Namun, hingga malam hari korban tidak kembali ke rumah.
Diduga, saat berada di tepi sungai, korban kehilangan keseimbangan dan terpeleset sehingga terjatuh ke aliran Bengawan Solo yang saat itu berarus cukup deras.
Anggota Pusat Pengendalian Operasi (Pusdalops) BPBD Kabupaten Blora, Agung Tri, mengatakan hingga Senin (19/1/2026) siang korban masih dalam status pencarian.
“Korban diduga terpeleset dan jatuh ke sungai. Saat ini Tim SAR Gabungan masih melakukan pencarian intensif,” ujar Agung Tri, Senin (19/1/2026).
BPBD Kabupaten Blora bersama relawan dan instansi terkait telah mendirikan posko pencarian serta melakukan asesmen di lokasi kejadian. Sebanyak tiga regu Search and Rescue Unit (SRU) diterjunkan untuk menyisir aliran sungai.
Rinciannya, SRU 1 yang terdiri dari TRC BPBD dan SAR PAM melakukan pencarian dari titik awal kejadian hingga radius 5 kilometer ke arah hilir.
SRU 2 yang melibatkan Cepu Adventure dan Tagana Blora menyisir area hingga radius 1 kilometer. Sementara SRU 3 dari SAR MTA melakukan pemantauan dan pencarian di radius 500 meter dari titik diduga korban terjatuh.

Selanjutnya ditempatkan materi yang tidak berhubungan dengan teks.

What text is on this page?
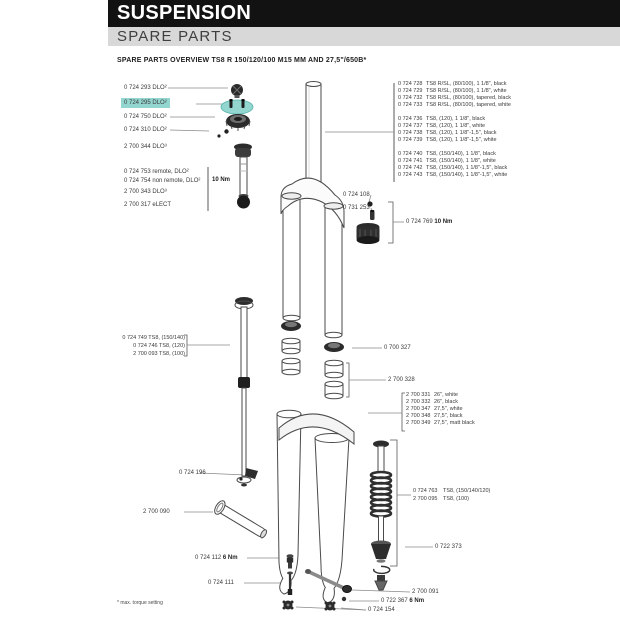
SUSPENSION
SPARE PARTS
SPARE PARTS OVERVIEW TS8 R 150/120/100 M15 MM AND 27,5"/650B*
0 724 293 DLO²
0 724 295 DLO²
0 724 750 DLO²
0 724 310 DLO²
2 700 344 DLO³
0 724 753 remote, DLO²
0 724 754 non remote, DLO²
2 700 343 DLO³
2 700 317 eLECT
10 Nm
0 724 728 TS8 R/SL, (80/100), 1 1/8", black
0 724 729 TS8 R/SL, (80/100), 1 1/8", white
0 724 732 TS8 R/SL, (80/100), tapered, black
0 724 733 TS8 R/SL, (80/100), tapered, white
0 724 736 TS8, (120), 1 1/8", black
0 724 737 TS8, (120), 1 1/8", white
0 724 738 TS8, (120), 1 1/8"-1,5", black
0 724 739 TS8, (120), 1 1/8"-1,5", white
0 724 740 TS8, (150/140), 1 1/8", black
0 724 741 TS8, (150/140), 1 1/8", white
0 724 742 TS8, (150/140), 1 1/8"-1,5", black
0 724 743 TS8, (150/140), 1 1/8"-1,5", white
0 724 108
0 731 253
0 724 769 10 Nm
0 724 749 TS8, (150/140)
0 724 746 TS8, (120)
2 700 093 TS8, (100)
0 700 327
2 700 328
2 700 331 26", white
2 700 332 26", black
2 700 347 27,5", white
2 700 348 27,5", black
2 700 349 27,5", matt black
0 724 196
2 700 090
0 724 112 6 Nm
0 724 111
0 724 763	TS8, (150/140/120)
2 700 095	TS8, (100)
0 722 373
2 700 091
0 722 367 6 Nm
0 724 154
* max. torque setting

“Koordinasi lintas sektor terus dilakukan, termasuk mempertimbangkan kondisi cuaca dan arus sungai di lapangan,” tambah Agung Tri.
BPBD juga mengimbau masyarakat agar meningkatkan kewaspadaan saat beraktivitas di sekitar bantaran Sungai Bengawan Solo, terutama di lokasi yang licin dan rawan longsor.
Sementara itu, cucu korban, Rita Endrayana, mengungkapkan bahwa neneknya terakhir terlihat pada Minggu sore sebelum pergi ke sungai. Hingga malam hari, keluarga hanya menemukan pakaian korban tertinggal di sekitar lokasi.
“Sekitar jam 19.00 WIB nenek tidak kembali. Saat dicari hanya ditemukan bajunya. Mohon jika ada yang melihat di wilayah Mendenrejo, Cepu, atau Bojonegoro, bisa menghubungi keluarga,” ujar Rita.
Hingga berita ini diturunkan, Senin (19/1/2026) pukul 13.00 WIB, korban masih belum ditemukan dan proses pencarian terus dilanjutkan.